Zaman içinde tutkusunu geliştirdiğini, kitaplarla iç içe bir yaşam biçimini arzuladığını fark ettiğini anlatan Gürcan, eşiyle aldıkları ayrılık kararı sonra Dikili’ye yerleştiğini ifade etti.
İşini de bırakarak ilçede yeni bir hayata başladığını söyleyen Gürcan, Avrupa’da 1900’lü yıllarda yaygın olan ve kitapçıların sırtında iki raf halinde taşıdıkları ayaklı kütüphane fikrinden esinlenerek seyyar kitap tezgahı yaptırdığını söyledi.
Eğitimi boyunca biriktirdiği eserlerin de bulunduğu kitapları satmaya başladığını, kendisine bağışlanan eserleri de yeni okurlarıyla buluşturduğunu aktaran Gürcan, tezgahını ziyaret edenlerle kitap sohbetleri yapmayı da çok sevdiğini ifade etti.
“KİTAPLARIN İÇERİSİNDE UYUYORUM”
Amacının kitapla hiç tanışmayan insanları okumaya teşvik etmek olduğunu, insanların tezgahına gösterdiği ilgiye de sevindiğini dile getiren Gürcan, özellikle çocuklarla kitap sohbeti yapmaktan mutluluk duyduğunu ifade etti.
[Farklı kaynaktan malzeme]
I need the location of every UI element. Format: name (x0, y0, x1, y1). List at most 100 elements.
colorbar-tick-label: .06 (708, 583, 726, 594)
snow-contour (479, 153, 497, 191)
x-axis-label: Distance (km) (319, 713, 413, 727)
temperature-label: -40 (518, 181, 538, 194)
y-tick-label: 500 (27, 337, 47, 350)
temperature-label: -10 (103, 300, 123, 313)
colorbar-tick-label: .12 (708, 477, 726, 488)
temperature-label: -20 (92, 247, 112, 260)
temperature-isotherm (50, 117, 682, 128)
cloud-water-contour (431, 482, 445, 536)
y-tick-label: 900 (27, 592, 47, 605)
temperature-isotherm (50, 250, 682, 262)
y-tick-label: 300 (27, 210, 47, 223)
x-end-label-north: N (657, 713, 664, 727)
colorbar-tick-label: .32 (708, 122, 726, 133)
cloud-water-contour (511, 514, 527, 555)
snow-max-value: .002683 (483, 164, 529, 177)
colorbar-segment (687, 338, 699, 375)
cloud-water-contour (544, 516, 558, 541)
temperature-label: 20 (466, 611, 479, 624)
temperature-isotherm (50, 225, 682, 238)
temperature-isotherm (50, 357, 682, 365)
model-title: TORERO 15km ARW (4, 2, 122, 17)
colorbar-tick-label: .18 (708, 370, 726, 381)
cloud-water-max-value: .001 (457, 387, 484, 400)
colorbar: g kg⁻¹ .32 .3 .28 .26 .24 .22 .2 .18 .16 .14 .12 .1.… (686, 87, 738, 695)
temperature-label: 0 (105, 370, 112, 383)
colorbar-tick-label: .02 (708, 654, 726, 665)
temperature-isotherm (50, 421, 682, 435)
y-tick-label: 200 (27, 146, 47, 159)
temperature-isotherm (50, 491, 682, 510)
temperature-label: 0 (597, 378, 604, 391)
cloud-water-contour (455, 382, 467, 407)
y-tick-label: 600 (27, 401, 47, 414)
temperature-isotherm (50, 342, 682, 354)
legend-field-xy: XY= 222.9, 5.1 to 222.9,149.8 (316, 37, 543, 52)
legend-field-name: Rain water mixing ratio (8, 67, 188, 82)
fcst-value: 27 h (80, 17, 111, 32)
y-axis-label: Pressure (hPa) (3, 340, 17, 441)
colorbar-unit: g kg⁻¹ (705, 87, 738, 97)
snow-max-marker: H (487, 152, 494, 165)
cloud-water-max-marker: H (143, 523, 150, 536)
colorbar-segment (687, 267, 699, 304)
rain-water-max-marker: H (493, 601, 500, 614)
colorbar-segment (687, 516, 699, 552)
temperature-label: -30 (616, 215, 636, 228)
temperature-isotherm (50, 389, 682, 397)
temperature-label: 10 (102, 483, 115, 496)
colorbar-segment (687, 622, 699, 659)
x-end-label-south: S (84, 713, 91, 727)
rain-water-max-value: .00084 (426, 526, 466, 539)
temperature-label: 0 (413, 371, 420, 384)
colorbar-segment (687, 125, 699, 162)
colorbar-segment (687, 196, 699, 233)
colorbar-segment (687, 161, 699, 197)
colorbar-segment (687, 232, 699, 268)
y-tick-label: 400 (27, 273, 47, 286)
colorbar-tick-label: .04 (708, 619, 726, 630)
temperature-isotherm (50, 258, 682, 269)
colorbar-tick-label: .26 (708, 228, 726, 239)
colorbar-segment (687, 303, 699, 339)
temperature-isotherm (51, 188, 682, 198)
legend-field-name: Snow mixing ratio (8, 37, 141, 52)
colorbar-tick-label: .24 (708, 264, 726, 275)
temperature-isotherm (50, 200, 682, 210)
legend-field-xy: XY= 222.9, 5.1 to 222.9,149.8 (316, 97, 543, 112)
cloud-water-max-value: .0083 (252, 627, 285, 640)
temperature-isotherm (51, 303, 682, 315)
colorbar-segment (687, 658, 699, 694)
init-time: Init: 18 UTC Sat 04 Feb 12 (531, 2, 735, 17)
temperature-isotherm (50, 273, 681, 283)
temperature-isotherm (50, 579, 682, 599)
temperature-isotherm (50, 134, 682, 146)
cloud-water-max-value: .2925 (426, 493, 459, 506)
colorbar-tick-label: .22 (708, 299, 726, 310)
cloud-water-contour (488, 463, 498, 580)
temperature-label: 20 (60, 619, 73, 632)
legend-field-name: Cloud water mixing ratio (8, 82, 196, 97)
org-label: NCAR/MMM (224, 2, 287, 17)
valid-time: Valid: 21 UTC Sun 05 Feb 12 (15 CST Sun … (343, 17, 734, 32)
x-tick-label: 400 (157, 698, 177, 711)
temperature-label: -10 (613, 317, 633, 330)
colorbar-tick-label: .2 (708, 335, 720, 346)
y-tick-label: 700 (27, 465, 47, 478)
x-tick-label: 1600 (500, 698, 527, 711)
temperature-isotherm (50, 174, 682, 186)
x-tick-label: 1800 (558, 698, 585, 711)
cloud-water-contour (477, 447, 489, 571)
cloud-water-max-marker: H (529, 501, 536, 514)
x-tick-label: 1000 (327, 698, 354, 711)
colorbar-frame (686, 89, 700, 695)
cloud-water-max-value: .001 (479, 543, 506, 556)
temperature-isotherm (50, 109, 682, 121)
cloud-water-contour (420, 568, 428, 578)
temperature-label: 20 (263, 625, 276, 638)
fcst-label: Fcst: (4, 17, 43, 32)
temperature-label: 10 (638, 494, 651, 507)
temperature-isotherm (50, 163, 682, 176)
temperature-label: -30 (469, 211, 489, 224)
Geçimini özel öğrencilere okuma eğitimi vererek sağladığını aktaran Gürcan, “Çocuklar kitap görmeden büyüyorlar. Dokunmadan büyüyorlar. Belki internetten siparişler veriliyor. Okulun zorunlu kitapları var. Onlar sipariş veriliyor ama raftaki kitaba dokunmuyorlar. Biraz bunlardan da yola çıktım. Yoksa şu kadarcık arabada ne kadar satış yapabilirsiniz, ne kazanabilirsiniz. O yüzden amacım ve derdim bu işten para kazanmak değil” diye konuştu.
Korsan kitap satışına karşı olduğunu, kendisine bağışlanan kitapların da bandrol kontrolünü yaptığını söyleyen Gürcan, kitaptan kazandığını yine kitaba yatırdığını kaydetti.
Hayallerini gerçekleştirdiği için kendisini mutlu hissettiğini belirten Gürcan, sözlerini şöyle sürdürdü:
“Küçük bir yerdeyim. Seyyar arabamı sürerken bile denizi izliyorum. Hayallerimi, sorumluluklarımı gerçekleştiriyorum. Bunların hepsini bir arada yapabiliyorum. İşin daha güzel tarafı kitap kokuları arasında kaldığım evimde, kitapların içerisinde uyuyorum. Bundan daha güzel ne olabilir, gerçekten bilmiyorum.”
Gelecekte resim, müzik ve heykel sanatlarıyla birlikte sokakta bir kültür şöleni organize etmeyi hayal ettiğini de dile getiren Gürcan, insanları edebiyatın yanı sıra sanata da yaklaştırmak istediğini sözlerine ekledi.
Tatil için Dikili’ye gelen Oktay Can da seyyar sahafı çok sevdiklerini, insanların kitaba ulaşımını kolaylaştırmasının yanında okuma isteği uyandırdığını dile getirdi.